Emotional issues resonate as strongly as economic issues in U.S.-Cuba relations, said John Kavulich II, a senior policy adviser to the U.S.-Cuba Trade and Economic Council.

"They still feel they are at war with us," Kavulich said, noting that Cuban President Raul Castro responded to Obama's diplomatic initiative wearing a military uniform.

Vorwerk replied that Castro "wore a business suit" when he met with U.S. business leaders, including Cargill executives, in May 2014.

She spoke of a "policy imperative and a moral imperative." For example, she said, Cubans pay three times more for wheat than they would if Cuba opened to U.S. wheat producers, who now sell virtually none of their crops there.

Peterson agreed. He said the current restrictions "don't do anything but give business to our competitors.".

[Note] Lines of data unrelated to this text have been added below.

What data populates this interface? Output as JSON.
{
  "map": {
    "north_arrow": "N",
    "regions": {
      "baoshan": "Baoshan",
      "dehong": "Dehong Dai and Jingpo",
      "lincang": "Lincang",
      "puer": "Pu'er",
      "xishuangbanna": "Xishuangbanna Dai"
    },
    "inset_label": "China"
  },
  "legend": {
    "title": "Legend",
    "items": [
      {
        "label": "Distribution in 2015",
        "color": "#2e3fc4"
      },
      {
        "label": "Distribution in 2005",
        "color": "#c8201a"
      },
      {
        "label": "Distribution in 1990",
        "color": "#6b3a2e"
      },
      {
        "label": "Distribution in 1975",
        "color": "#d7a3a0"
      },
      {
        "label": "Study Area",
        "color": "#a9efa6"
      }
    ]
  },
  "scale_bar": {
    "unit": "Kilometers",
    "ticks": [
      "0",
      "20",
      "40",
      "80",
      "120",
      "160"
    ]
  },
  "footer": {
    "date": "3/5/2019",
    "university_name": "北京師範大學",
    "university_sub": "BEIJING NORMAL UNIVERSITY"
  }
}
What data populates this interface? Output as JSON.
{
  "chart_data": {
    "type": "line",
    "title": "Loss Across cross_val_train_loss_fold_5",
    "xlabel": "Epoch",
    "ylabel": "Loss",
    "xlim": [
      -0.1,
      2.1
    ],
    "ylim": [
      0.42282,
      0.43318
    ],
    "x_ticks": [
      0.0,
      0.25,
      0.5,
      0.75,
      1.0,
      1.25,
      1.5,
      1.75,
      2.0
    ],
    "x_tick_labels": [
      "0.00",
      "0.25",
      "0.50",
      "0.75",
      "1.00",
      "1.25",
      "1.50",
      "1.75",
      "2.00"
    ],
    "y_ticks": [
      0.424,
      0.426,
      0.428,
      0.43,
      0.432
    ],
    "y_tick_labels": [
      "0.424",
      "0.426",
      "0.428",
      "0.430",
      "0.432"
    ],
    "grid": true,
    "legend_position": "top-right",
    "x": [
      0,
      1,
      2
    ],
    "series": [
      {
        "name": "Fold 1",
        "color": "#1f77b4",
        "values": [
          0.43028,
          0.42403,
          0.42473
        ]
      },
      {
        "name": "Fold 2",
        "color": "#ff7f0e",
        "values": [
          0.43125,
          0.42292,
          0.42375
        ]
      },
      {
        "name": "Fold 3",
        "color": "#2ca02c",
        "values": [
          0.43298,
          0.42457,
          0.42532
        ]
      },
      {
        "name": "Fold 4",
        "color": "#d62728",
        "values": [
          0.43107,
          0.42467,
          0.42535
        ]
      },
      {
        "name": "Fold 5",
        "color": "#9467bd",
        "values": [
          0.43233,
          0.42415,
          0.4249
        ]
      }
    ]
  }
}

"They're still going to buy these agricultural products," he said.

Nevertheless, the battle to lift the embargo is complicated by what many consider past bad deeds by a hostile neighbor. Countries doing business in Cuba continue to feel a risk of having property confiscated by the Communist government.

On top of that, private property seized from wealthy Cubans by Fidel Castro's 1950s revolution remains unresolved. Many of those Cubans fled to the U.S.

The U.S. government recognizes $7 billion in corporate claims and accrued interest from what it considers illegal actions by the Castro regime. Those claim holders, said Veroneau, will not abandon those claims.